Backend Docker deployment
Mock up themes using Flux Schnell & implement one
Implement more backend endpoints

It was at this point in the project that Aider started to hallucinate badly, making changes to the Dart code that simply wouldn't compile, or breaking backend logic in the process of implementing new logic. All of the code changes from this point on therefore where done in Cursor.

Looking through diffusion model-generated UI mock-ups is a bit like scrolling through Pinterest as seen through a broken kaleidoscope, but my favorite generation was this one:

Theme mock-up from Flux Schnell

I was able to match the general layout of the mock-up just by including the image in my prompt, but the LLM was unable to extract the colors or match the fonts so I did that manually. This is what the app looks like styled:

New dark theme and styling in Android emulator

Hours 11-16:

Polling for updates from the server
Temporary local application of in-flight changes
Track task change history and comments
App icon generated by Flux Schnell
Selection mode for bulk move/copy of tasks
Initial pass at responsive view for wider screens

A lot of the functionality toward the end was actually "nice to haves" that weren't technically in the original requirements but collectively make the difference between an app that I might want to use occasionally and one that I'll want to use every day.

New selection mode and history view

I've named the app Yellowstone, and I figured an icon of a bison would be appropriate. This was my favorite of the generated icon designs:

Application icon: a low-fi bison in front of an orange sun

Hours 17-18:

Clean up responsive UI
Add task labels
Release management

Were I an expert in Flutter, I definitely would not have allowed Claude to make so many attempts to get the scrolling behavior of my task list correct.

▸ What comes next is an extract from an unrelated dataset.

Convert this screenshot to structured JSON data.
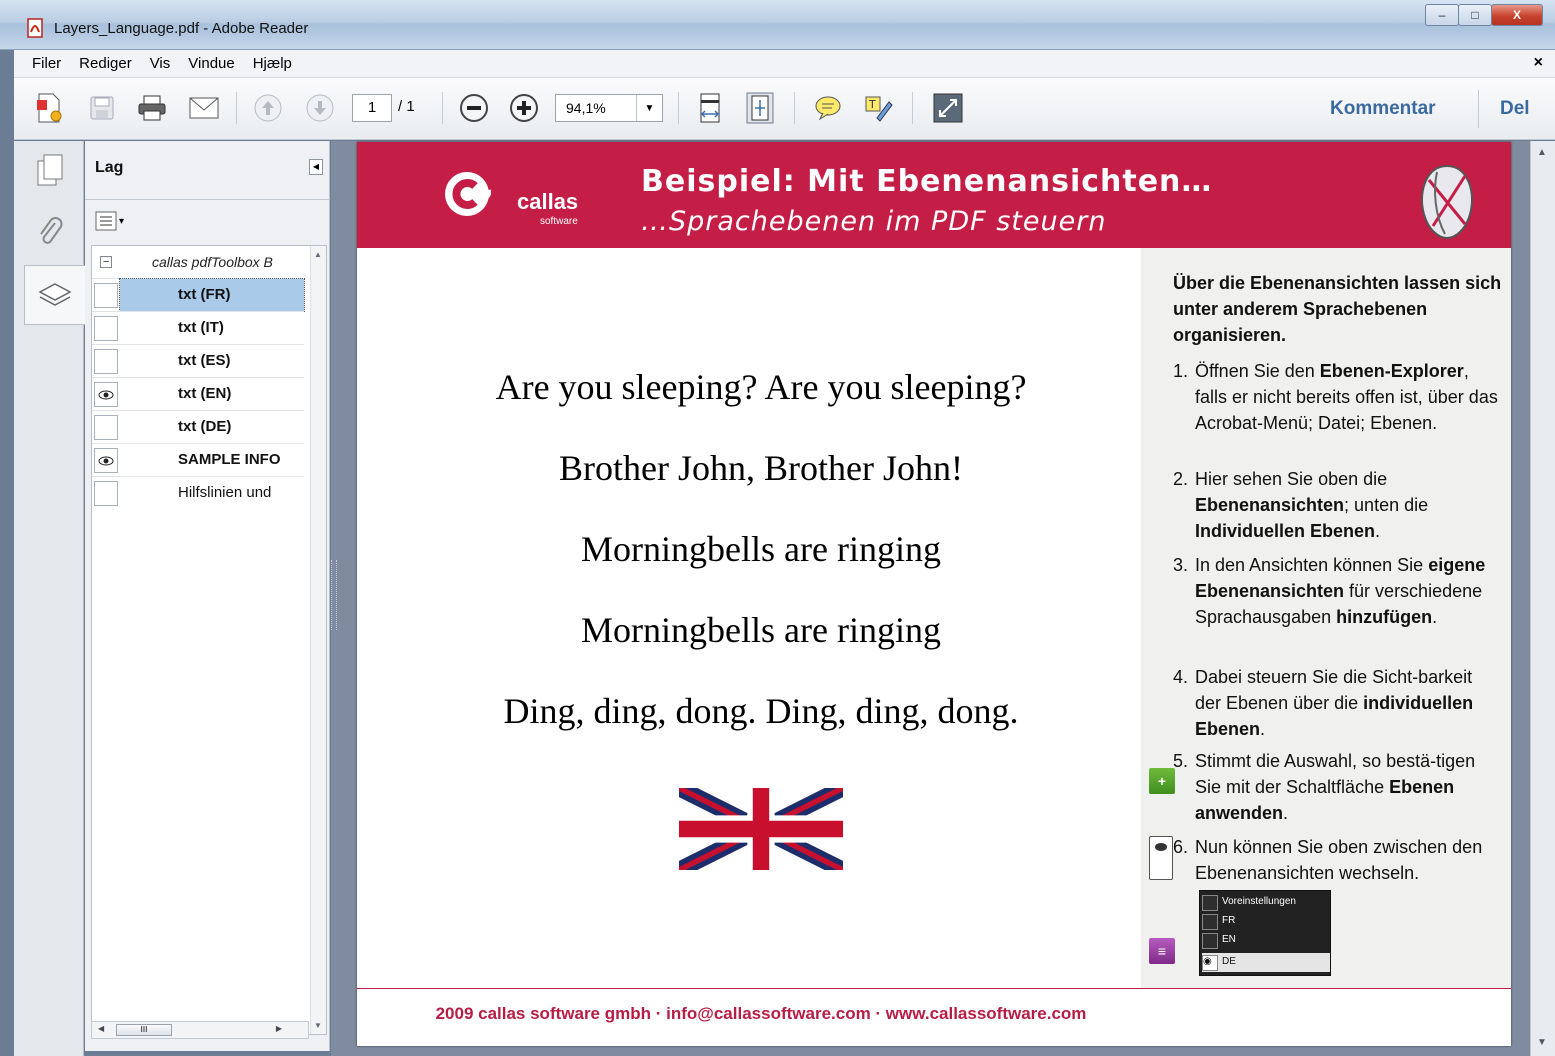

It was able to get scroll-while-dragging to work, or it was able to keep the "New task" input attached to the bottom of the view, but never both at the same time. Eventually I asked deepseek-r1 to give it a try and after writing me a heart-wrenching novel of love and betrayal, it did in fact deliver a working widget tree.

As far as the layout across platforms, Flutter does have the flexibility to make reasonably responsive UIs, but the cost is still a web layout that looks incongruously like an Android app on the desktop and will never really function like a webpage. For example, simple text selection doesn't work without additional plugins!

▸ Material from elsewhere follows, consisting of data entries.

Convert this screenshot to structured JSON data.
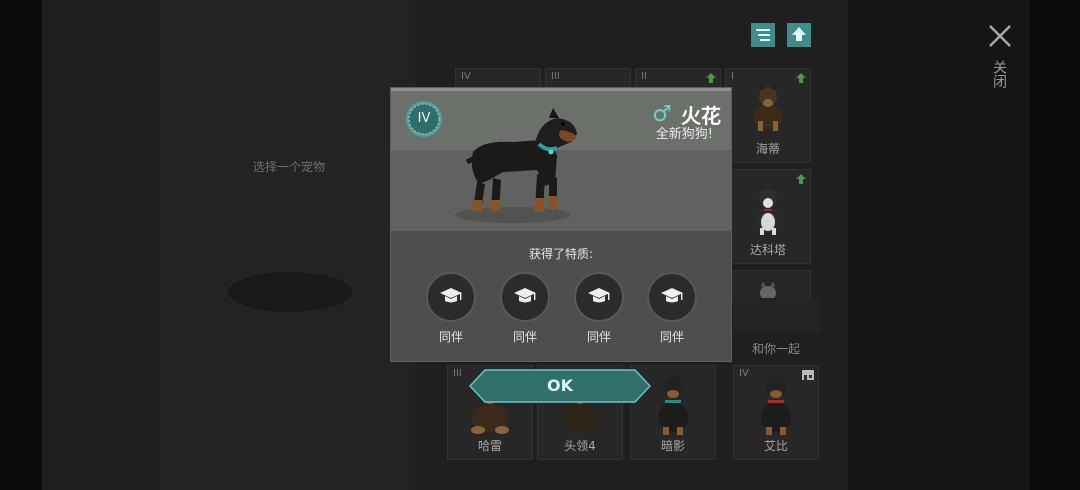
{
  "screen": {
    "choose_pet_hint": "选择一个宠物",
    "close_label": "关闭",
    "together_label": "和你一起"
  },
  "toolbar": {
    "icons": [
      "filter-list-icon",
      "upload-arrow-icon",
      "close-icon"
    ]
  },
  "pet_grid": {
    "top_row_tiers": [
      "IV",
      "III",
      "II",
      "I"
    ],
    "cards": [
      {
        "name": "海蒂",
        "breed": "german-shepherd"
      },
      {
        "name": "达科塔",
        "breed": "husky"
      }
    ],
    "bottom_cards": [
      {
        "tier": "III",
        "name": "哈雷"
      },
      {
        "tier": "",
        "name": "头领4"
      },
      {
        "tier": "",
        "name": "暗影"
      },
      {
        "tier": "IV",
        "name": "艾比"
      }
    ]
  },
  "modal": {
    "tier": "IV",
    "gender_symbol": "♂",
    "pet_name": "火花",
    "subtitle": "全新狗狗!",
    "traits_title": "获得了特质:",
    "traits": [
      {
        "icon": "graduation-cap-icon",
        "label": "同伴"
      },
      {
        "icon": "graduation-cap-icon",
        "label": "同伴"
      },
      {
        "icon": "graduation-cap-icon",
        "label": "同伴"
      },
      {
        "icon": "graduation-cap-icon",
        "label": "同伴"
      }
    ],
    "ok_label": "OK"
  },
  "colors": {
    "accent": "#3f8d8a",
    "gender": "#6fd1cc",
    "upgrade_arrow": "#4a9a3f"
  }
}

In the future, I might consider building the mobile app in Flutter and then using Claude to rewrite it in Javascript for web; this is probably something it would be very adept at.

Here is the final layout, which IMO looks great on a tablet at least:

Tablet layout in Android and task labels

Total time: 17 hrs 23 min.

Commits: 137 total, of which 64 were written by Aider.

Cost: $6.82 in Anthropic API credits + $20 monthly Cursor Pro subscription.

I doubt anyone is going to be interested in the resulting code, but if you're dedicated enough to still be reading this post, you can find it on GitHub.